« Positif » Les 60 ans d’une revue indispensable

Jean-Paul Raspiengeas

Elle tient. Va son bonhomme de chemin, traverse avec vaillance les différentes époques de la cinéphilie. En mai, pour son 615e numéro, elle propose un grand dossier Alain Resnais (en prévision de Cannes où son dernier film, Vous n’avez encore rien vu, est sélectionné en compétition) avec, en couverture, l’émouvante et belle Anne Consigny. La revue Positif, qui fête ses 60 ans, est passée à la couleur en début d’année, depuis qu’elle est éditée par Actes Sud et l’Institut Lumière, sis rue du Premier-Film à Lyon.

Comme le cinéma, Positif est née à Lyon, fondée en mai 1952 par des étudiants provinciaux qui se sont rencontrés en hypokhâgne, « scandalisés que le cinéma ne soit pas pris au sérieux », tous de Lyon et des environs: Bernard Chardère, André Ottavi, Louis Piollet et Guy Jacob.

« Tenir un cinéaste pour un auteur-créateur, parler de son style et de sa vision du monde, publier sa filmographie était alors un pas en avant dont il fallait convaincre même les habitués des ciné-clubs », se souvient Bernard Chardère. Lancée un an après les Cahiers du cinéma, la revue prend systématiquement le contre-pied de son aînée, adore en découdre, prête à sortir l’épée au moindre affront.

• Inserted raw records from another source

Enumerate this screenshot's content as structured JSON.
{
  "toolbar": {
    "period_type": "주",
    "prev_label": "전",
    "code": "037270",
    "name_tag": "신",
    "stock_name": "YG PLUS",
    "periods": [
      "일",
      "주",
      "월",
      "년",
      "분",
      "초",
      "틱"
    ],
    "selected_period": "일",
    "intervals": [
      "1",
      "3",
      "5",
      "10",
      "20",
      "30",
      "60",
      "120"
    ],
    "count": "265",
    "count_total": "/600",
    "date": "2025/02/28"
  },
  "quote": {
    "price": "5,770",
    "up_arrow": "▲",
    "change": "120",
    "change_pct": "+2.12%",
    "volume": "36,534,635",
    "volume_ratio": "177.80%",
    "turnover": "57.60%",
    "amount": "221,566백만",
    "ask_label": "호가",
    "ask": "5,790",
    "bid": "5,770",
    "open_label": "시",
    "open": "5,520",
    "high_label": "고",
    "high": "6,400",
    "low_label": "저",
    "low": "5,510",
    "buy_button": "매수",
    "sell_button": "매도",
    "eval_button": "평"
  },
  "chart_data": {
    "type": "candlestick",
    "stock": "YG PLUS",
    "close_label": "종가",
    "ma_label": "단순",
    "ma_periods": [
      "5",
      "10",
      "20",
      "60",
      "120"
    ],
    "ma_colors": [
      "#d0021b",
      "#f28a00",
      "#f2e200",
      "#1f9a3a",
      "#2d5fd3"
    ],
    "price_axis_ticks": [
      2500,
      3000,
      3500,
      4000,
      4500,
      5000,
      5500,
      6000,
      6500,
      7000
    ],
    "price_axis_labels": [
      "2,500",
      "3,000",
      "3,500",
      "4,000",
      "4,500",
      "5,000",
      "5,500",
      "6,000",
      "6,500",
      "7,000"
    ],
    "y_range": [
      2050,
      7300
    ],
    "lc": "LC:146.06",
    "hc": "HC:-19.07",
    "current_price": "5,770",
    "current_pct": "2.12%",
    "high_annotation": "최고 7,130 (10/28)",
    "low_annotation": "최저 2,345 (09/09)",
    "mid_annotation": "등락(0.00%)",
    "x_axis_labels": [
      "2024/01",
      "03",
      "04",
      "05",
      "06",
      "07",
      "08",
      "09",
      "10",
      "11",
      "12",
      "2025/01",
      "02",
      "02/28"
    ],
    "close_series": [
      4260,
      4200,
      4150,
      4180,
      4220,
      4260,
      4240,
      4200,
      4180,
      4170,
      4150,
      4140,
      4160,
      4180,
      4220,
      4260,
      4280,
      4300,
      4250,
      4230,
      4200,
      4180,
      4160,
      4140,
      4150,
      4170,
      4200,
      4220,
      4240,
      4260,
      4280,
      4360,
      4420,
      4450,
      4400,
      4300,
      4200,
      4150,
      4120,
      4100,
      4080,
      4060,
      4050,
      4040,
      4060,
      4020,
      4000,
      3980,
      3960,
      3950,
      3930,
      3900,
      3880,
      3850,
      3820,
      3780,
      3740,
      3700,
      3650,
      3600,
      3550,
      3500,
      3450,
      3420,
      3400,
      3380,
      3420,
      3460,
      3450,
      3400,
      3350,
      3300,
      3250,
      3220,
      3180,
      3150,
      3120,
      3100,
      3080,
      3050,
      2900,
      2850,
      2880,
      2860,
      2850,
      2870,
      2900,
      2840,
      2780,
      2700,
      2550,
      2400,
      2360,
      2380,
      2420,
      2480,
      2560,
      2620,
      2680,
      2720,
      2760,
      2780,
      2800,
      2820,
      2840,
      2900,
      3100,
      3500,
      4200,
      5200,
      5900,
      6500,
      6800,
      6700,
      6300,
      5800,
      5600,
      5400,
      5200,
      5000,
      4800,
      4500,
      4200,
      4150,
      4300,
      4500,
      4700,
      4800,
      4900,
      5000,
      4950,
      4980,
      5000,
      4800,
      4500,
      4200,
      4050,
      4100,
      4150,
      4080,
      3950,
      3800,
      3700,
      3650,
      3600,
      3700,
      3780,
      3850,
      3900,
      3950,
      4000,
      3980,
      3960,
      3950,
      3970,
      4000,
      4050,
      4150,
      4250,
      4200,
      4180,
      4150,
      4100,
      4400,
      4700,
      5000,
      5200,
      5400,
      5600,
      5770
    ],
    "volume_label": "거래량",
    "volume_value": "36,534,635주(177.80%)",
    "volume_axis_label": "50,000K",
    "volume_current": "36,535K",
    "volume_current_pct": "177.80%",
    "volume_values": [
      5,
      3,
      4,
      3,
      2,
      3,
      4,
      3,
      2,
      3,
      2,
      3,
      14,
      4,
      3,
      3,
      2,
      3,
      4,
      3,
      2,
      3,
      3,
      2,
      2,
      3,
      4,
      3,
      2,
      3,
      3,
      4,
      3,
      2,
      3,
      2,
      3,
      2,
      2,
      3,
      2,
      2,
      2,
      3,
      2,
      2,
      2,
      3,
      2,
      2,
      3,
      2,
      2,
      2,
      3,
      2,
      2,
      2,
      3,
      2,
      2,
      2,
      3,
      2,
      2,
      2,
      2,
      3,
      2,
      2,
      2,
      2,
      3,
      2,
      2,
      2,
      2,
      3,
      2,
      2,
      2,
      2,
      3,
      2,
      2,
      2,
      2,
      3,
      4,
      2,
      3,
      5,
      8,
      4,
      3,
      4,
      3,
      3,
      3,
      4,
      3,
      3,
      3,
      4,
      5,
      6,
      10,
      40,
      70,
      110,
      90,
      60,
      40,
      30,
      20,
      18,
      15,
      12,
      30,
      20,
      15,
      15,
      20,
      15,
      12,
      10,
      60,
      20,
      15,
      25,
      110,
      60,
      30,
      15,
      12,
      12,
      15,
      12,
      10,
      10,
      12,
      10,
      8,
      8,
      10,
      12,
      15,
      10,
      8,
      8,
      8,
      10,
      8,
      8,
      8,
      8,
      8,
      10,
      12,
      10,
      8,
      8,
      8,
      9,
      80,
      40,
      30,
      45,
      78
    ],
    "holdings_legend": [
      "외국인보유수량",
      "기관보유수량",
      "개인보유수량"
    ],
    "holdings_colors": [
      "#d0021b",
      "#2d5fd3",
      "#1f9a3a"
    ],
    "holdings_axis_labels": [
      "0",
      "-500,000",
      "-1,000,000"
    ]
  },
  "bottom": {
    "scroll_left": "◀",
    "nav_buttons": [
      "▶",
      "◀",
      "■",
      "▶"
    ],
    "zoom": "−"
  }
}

Esthétiques et idéologiques, leurs querelles de clochers et leurs guerres de chapelles scandent, alors, la vie bouillonnante des fous de cinoche. Positif se distingue d’entrée par un ton frondeur, agressif et libre. On y lit les meilleurs entretiens avec les cinéastes, on y découvre des dossiers inattendus et fouillés, des analyses pertinentes, des échappées excitantes.

On y sent la pâte littéraire de ses signataires, de solides connaissances en histoire de l’art, un appétit d’images, d’histoires et de formes. Positif constitue la mémoire active et réactive du septième art. Michel Ciment, qui y signa son premier article en 1963, en rappelle l’esprit: « Ni hermétique, ni savante, restée indépendante par rapport aux dogmes et aux modes. »

Au fil du temps, Positif n’a pas changé ses habitudes. Les collaborateurs écrivent pour la gloire, bénévolement. Ils se réunissent tous les dimanches après-midi. Michel Ciment, figure du commandeur, maintient avec constance la ligne de ce mensuel et attise le feu d’anciennes querelles (de vieilles lunes, pour certains), tisonne avec ardeur les braises de lointaines polémiques.

Il perpétue surtout, avec l’équipe actuelle, la tradition d’ouverture et de curiosité d’une revue indispensable que Martin Scorsese (il n’est pas le seul) considère comme « la meilleure du monde ».